Qantas flyers claim passport, security information leaked during Flying Kangaroo’s app access debacle

Qantas is probing the depth of leaks in its mobile phone app debacle amid claims that users could wrongfully access information held under international security agreements.

Regular users of the Qantas app are claiming to have seen on Wednesday the nationality, passport number and birth date of other frequent flyers who had put this sensitive data into the airline’s Advanced Passenger Information system.

Qantas holds this information pursuant to a series of inter-government agreements to help border and police forces in signatory states to fight crime and terrorism while minimising interruption to passenger flow.

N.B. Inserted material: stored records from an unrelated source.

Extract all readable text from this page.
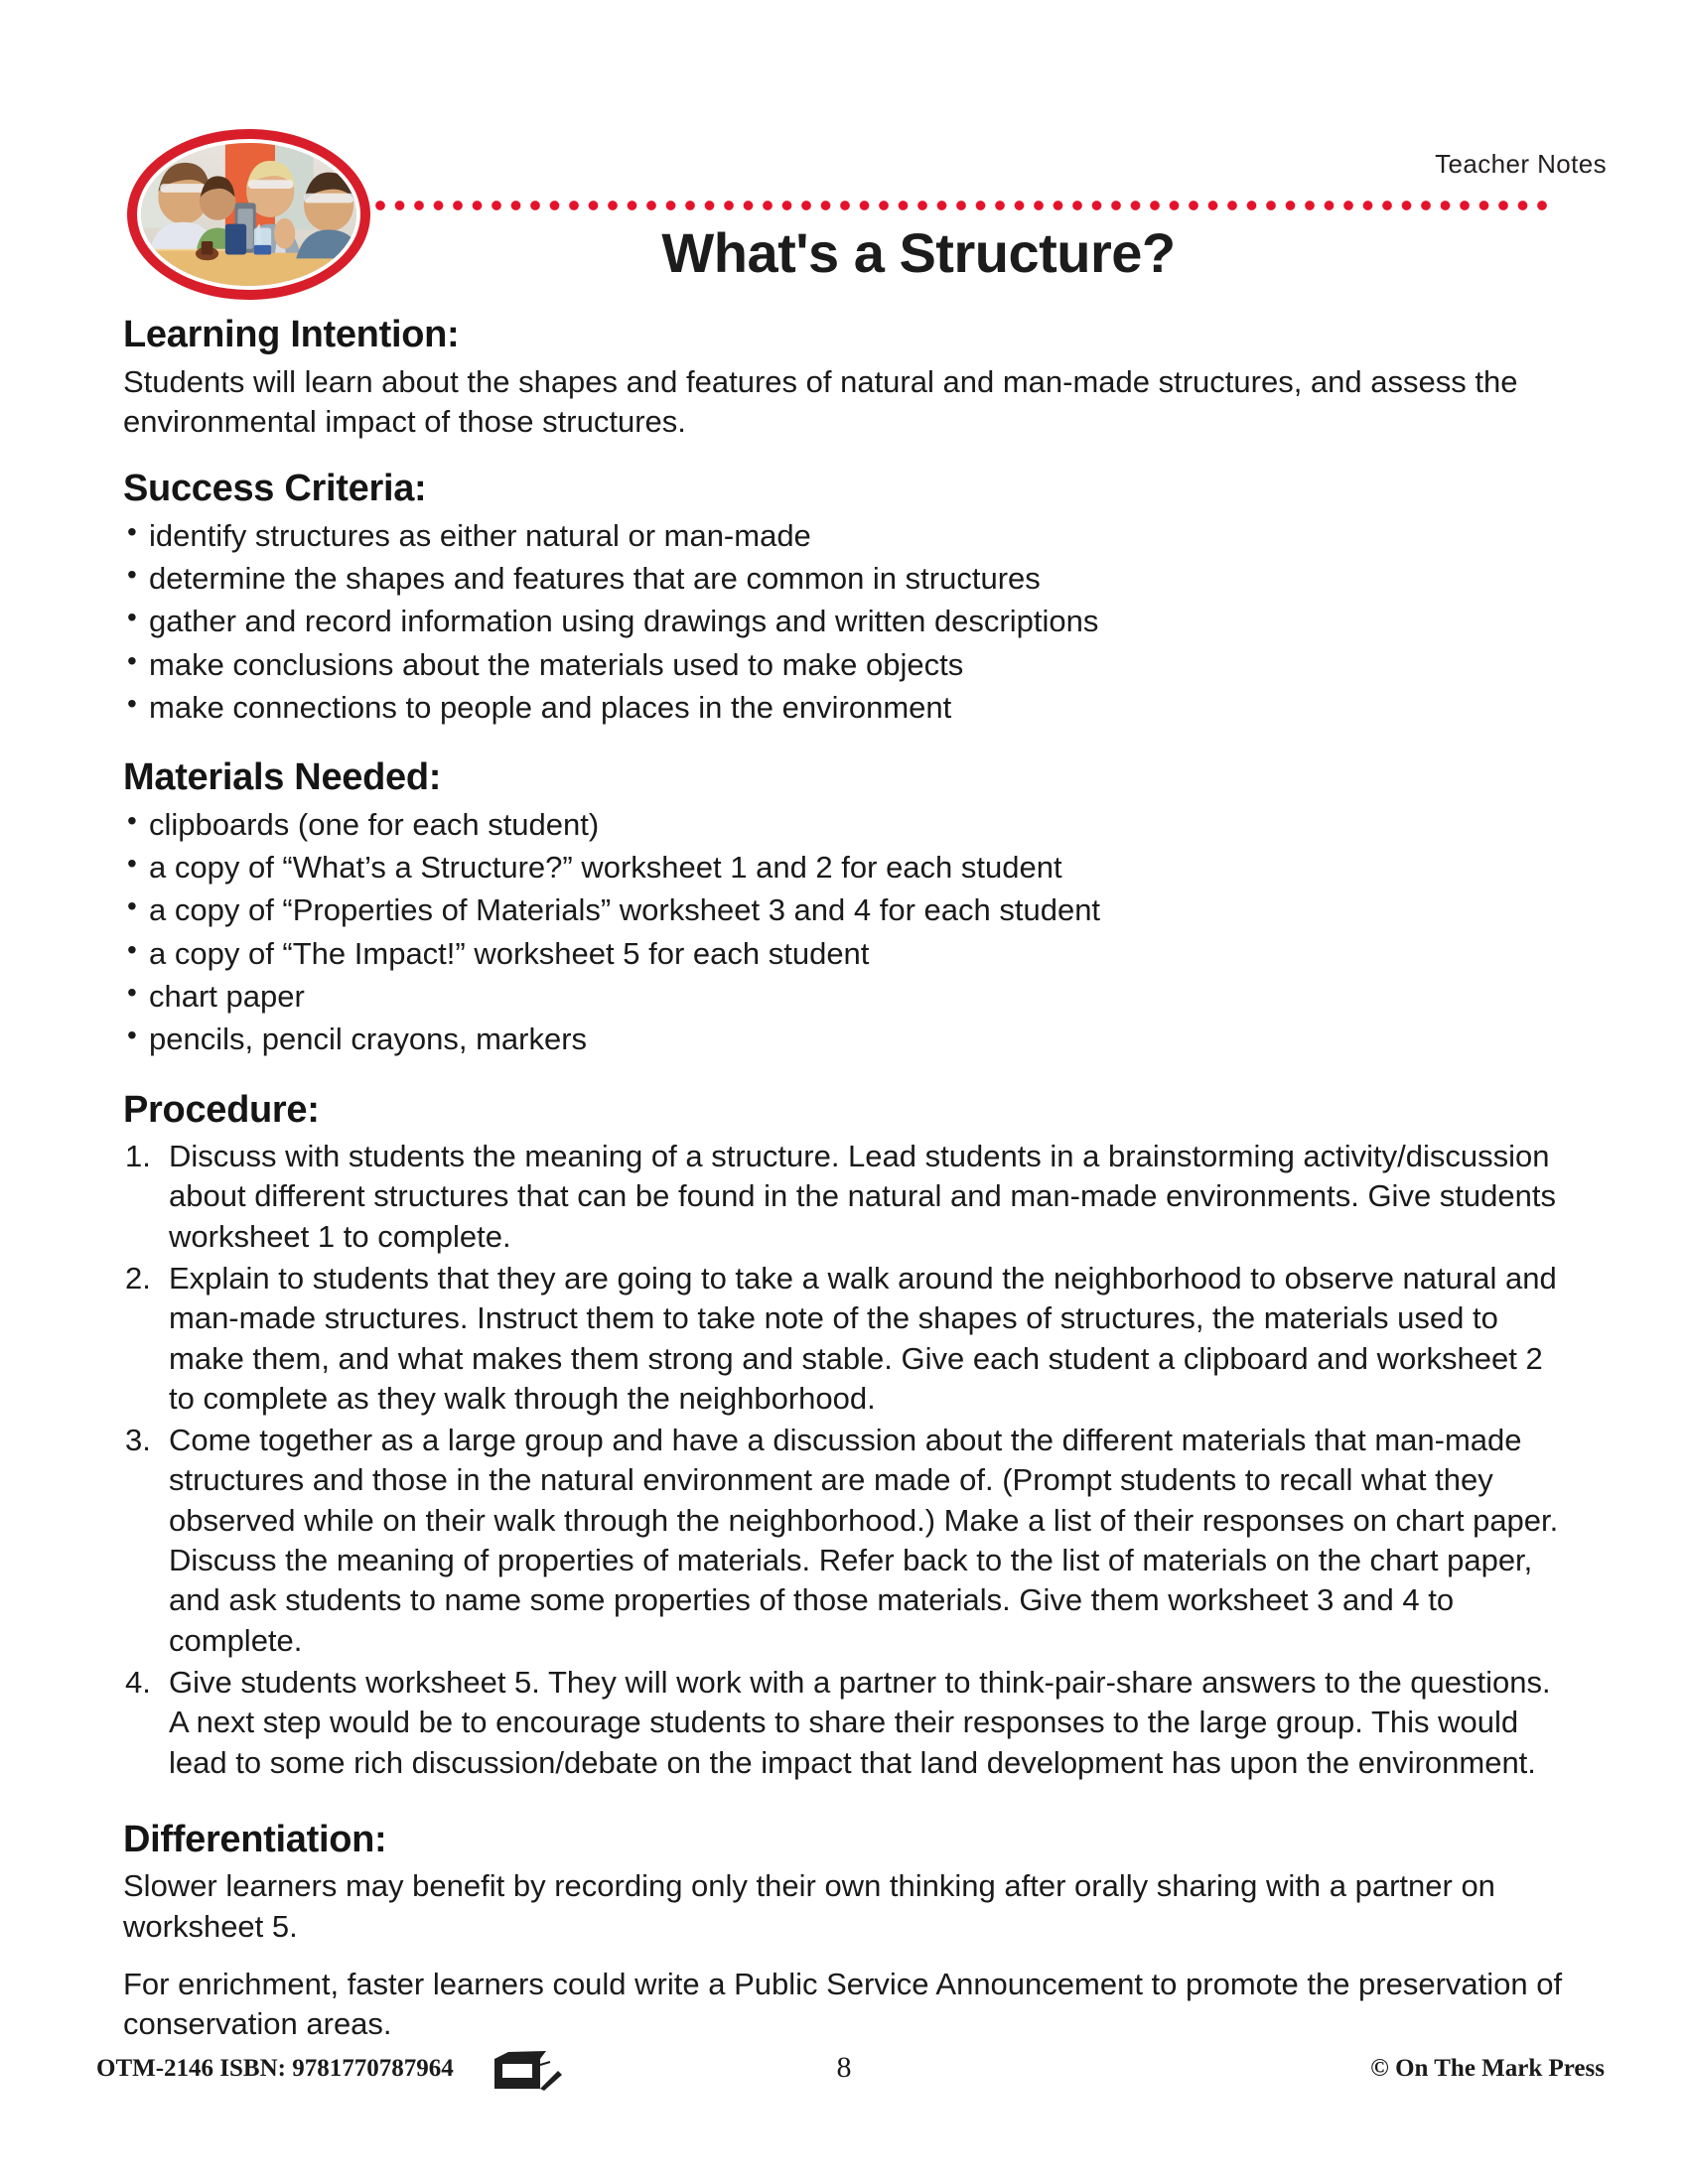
Teacher Notes
What's a Structure?
Learning Intention:

Students will learn about the shapes and features of natural and man-made structures, and assess the environmental impact of those structures.

Success Criteria:
• identify structures as either natural or man-made
• determine the shapes and features that are common in structures
• gather and record information using drawings and written descriptions
• make conclusions about the materials used to make objects
• make connections to people and places in the environment
Materials Needed:
• clipboards (one for each student)
• a copy of “What’s a Structure?” worksheet 1 and 2 for each student
• a copy of “Properties of Materials” worksheet 3 and 4 for each student
• a copy of “The Impact!” worksheet 5 for each student
• chart paper
• pencils, pencil crayons, markers
Procedure:
Discuss with students the meaning of a structure. Lead students in a brainstorming activity/discussion about different structures that can be found in the natural and man-made environments. Give students worksheet 1 to complete.
Explain to students that they are going to take a walk around the neighborhood to observe natural and man-made structures. Instruct them to take note of the shapes of structures, the materials used to make them, and what makes them strong and stable. Give each student a clipboard and worksheet 2 to complete as they walk through the neighborhood.
Come together as a large group and have a discussion about the different materials that man-made structures and those in the natural environment are made of. (Prompt students to recall what they observed while on their walk through the neighborhood.) Make a list of their responses on chart paper. Discuss the meaning of properties of materials. Refer back to the list of materials on the chart paper, and ask students to name some properties of those materials. Give them worksheet 3 and 4 to complete.
Give students worksheet 5. They will work with a partner to think-pair-share answers to the questions. A next step would be to encourage students to share their responses to the large group. This would lead to some rich discussion/debate on the impact that land development has upon the environment.
Differentiation:

Slower learners may benefit by recording only their own thinking after orally sharing with a partner on worksheet 5.

For enrichment, faster learners could write a Public Service Announcement to promote the preservation of conservation areas.

OTM-2146 ISBN: 9781770787964	8	© On The Mark Press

The airline and the Federal Office of the Australian Information Commissioner are remaining tight-lipped about the depth of other customers’ information exposed in the Qantas app debacle.

Both declined to comment on suspected leaks of material from the Advanced Passenger Information system visible on the Qantas app.

In a carefully-managed Facebook group for platinum-level Qantas frequent flyers, one regular contributor issued a warning to fellow regular travellers after claiming to have seen sensitive passport and birth date information of other users.

“This is very concerning, especially if you have upcoming international bookings,” he said.

The debacle involved Qantas app users seeing another person’s landing page containing their name, frequent flyer number, points and any boarding passes and flight bookings.

Security specialists warn that potential scammers had sufficient information to identify potential targets for frequent flyer points rorts with that available material.

Qantas has made a series of carefully crafted public statements on Wednesday and Thursday that narrowed the scope of assurances to frequent flyers.

In a Wednesday morning update, Qantas said some some frequent flyers were “able to see the travel information of other customers, including name, upcoming flight details, points balance and status”.

“No further personal or financial information was shared were shown and customers would not have been able to transfer or use the Qantas Points of other frequent flyers,” it said.

A Qantas update on Thursday morning did not repeat the assurances about personal information, but re-assured frequent flyers their financial information was not accessible and their points could not be transferred.

Regular users of Qantas chat sites were reporting by late Wednesday having clicked beyond the cover page of the airline’s app to the Advanced Passenger Information of international travellers.

A Perth businessman, who found an edited screen grab of his wife’s cover Qantas app on a Facebook page, said he was getting new passports for both of them ahead of overseas trips.

“I don’t want the risk of someone else knowing such sensitive stuff,” he said.

The Office of the Australian Information Commissioner said in a statement that it had been contacted by Qantas about Wednesday’s events, which it described “as a good reminder of the privacy risks to companies that use apps to manage their customers’ data”.

“Qantas needs to assess the incident as quickly as possible,” the agency said.

“If it’s a data breach that is likely to result in serious harm, they must notify the people affected and the OAIC as quickly as possible.”